Author: William Bowe

William Bowe is a Perth-based election analyst and occasional teacher of political science. His blog, The Poll Bludger, has existed in one form or another since 2004, and is one of the most heavily trafficked websites on Australian politics.

6 comments on “EMRS: Liberal 48, Labor 25, Greens 22 in Tasmania”

  1. As July looms and the Greens representation in the Chamber almost doubles it will interesting for some to witness how the party deals with its newly found power and the question of who will succeed Brown.

    Two lawyers, a GP & public health specialist, and an ex-journalist & NSW MLC will take their place on the red benches on July 1. The increased numbers will result in a combined Labor/Green vote of 40, giving it a buffer of 3 votes after the appointment of the President and for the sake of worst case, the DLP and Independent senators vote with the Opposition.

    I stand to be corrected but I can’t recall a time in which the centre-left & left have enjoyed control of the Chamber, with the result that we are entering unchartered waters. The Greens, to differentiate themselves from Labor, may feel inclined to move further to the left, with the result that some unholy alliances may ensue. The question also arises as to whether the Greens will be disciplined as a party. Brown found it relatively easy to keep a party of five in toe, but nine may prove more onerous, which may hasten his retirement.

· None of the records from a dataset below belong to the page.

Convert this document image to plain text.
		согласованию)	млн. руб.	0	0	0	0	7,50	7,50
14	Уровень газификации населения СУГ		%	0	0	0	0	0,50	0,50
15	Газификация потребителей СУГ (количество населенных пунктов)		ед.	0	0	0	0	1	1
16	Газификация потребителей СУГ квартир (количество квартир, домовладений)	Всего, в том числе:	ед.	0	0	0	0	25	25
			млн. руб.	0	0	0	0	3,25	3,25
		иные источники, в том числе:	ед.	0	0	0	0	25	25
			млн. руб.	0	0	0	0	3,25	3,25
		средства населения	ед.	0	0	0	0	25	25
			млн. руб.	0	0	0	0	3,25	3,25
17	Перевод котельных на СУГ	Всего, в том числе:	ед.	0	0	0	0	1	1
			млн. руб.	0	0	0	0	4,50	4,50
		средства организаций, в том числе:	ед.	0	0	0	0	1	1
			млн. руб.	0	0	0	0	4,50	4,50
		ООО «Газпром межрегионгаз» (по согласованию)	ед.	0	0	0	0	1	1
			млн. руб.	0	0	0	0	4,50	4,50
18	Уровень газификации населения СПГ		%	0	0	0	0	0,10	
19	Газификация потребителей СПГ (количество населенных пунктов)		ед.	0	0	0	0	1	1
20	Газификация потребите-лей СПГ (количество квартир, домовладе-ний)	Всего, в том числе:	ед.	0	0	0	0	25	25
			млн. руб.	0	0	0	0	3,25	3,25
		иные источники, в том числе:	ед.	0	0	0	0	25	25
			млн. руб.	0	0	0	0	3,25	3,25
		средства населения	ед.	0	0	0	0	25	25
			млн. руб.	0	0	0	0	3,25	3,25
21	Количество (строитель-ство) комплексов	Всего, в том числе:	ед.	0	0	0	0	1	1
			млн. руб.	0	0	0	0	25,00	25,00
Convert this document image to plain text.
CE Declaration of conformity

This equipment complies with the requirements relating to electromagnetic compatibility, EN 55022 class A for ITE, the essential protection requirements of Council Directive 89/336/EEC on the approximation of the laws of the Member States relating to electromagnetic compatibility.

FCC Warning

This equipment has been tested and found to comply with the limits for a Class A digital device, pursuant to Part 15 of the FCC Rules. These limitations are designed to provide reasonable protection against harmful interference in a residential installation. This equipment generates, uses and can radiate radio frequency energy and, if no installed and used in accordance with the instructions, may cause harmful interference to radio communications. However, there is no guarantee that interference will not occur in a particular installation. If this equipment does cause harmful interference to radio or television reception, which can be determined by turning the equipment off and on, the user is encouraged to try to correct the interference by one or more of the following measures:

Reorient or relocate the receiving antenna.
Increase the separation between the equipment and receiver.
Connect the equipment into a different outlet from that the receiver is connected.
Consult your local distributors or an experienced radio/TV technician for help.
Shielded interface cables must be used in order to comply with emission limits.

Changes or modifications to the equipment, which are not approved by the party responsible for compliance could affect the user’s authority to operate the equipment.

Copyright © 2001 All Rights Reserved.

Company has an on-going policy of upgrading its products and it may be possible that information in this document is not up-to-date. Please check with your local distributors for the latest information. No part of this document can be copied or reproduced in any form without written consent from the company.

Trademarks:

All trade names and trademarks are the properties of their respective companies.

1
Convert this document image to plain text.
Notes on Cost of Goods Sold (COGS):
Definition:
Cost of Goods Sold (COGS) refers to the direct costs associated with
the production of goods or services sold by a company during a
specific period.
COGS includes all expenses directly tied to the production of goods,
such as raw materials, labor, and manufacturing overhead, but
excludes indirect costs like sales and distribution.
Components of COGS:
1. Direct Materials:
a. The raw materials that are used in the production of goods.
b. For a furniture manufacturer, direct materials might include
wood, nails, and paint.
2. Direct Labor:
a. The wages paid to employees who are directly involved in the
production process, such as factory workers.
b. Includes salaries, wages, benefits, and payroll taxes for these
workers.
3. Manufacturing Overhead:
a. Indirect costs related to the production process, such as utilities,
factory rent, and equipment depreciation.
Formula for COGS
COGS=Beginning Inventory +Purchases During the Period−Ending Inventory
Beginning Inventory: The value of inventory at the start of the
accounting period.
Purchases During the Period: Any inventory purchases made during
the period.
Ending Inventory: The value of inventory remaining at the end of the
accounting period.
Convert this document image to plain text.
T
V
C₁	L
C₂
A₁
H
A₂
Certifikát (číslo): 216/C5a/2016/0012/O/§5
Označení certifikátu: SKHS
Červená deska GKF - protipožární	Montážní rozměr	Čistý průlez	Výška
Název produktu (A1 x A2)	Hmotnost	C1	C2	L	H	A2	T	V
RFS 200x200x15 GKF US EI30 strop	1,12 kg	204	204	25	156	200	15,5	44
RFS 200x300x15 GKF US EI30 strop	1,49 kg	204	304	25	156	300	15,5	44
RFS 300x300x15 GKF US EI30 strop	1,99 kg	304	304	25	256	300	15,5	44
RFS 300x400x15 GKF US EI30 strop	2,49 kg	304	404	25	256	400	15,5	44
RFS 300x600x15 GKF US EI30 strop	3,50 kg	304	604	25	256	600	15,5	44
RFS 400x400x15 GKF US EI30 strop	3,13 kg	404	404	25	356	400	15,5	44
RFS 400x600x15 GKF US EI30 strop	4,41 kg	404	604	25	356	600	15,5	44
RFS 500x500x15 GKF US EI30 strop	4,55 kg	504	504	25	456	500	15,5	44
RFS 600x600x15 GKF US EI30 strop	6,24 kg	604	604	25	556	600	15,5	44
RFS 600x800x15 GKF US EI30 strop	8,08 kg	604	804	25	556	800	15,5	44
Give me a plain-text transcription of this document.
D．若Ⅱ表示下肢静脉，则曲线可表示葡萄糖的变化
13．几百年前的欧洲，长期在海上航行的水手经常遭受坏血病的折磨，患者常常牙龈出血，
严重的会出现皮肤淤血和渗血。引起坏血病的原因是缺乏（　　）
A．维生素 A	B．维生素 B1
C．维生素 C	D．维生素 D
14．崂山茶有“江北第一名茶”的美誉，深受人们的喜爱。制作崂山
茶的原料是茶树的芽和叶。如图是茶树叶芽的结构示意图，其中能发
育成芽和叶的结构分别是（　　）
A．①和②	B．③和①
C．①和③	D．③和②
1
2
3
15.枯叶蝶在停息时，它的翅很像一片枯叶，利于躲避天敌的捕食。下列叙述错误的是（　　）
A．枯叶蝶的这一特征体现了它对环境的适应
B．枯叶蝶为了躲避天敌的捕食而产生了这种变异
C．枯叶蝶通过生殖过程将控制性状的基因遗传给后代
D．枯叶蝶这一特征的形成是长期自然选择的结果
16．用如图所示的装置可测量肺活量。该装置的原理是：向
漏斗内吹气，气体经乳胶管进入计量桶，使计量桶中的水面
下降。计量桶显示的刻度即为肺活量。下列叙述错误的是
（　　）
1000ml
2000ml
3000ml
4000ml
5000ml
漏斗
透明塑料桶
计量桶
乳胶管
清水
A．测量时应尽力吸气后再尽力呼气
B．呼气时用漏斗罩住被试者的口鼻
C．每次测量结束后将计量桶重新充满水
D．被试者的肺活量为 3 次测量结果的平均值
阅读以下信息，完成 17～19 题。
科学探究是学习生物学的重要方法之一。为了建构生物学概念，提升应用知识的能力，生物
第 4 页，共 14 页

    Speaking of retirement Bob Brown turn 68 this year and has been a senator for 15 years. He may or may not be sick, but last week he looked quite drawn to me. No matter how keen and erudite he is, relentless attacks in the media must take their toll. He may therefore consider retirement when his current term expires or before, leading to the question of succession.

    In my view his deputy lacks the gravitas of Brown and her forbidding media presence does not auger well in the leader stakes. Siewert, apart from the current live-cattle issue, is not well known. Hanson Young is still a bit wet behind the ears. Ludlam seems a bit nervous before the media but I do think he presents a good image and is articulate. Only one of the incoming senators has a high media profile, but I think Rhiannon has too much baggage from her days in the Council and is too far to the left.

    In the absence of Bob Brown, coupled with the increased scrutiny that will result from holding the balance of power, the Greens may well reach peak-Green in the term of the current parliament, notwithstanding the party having been written off many times before.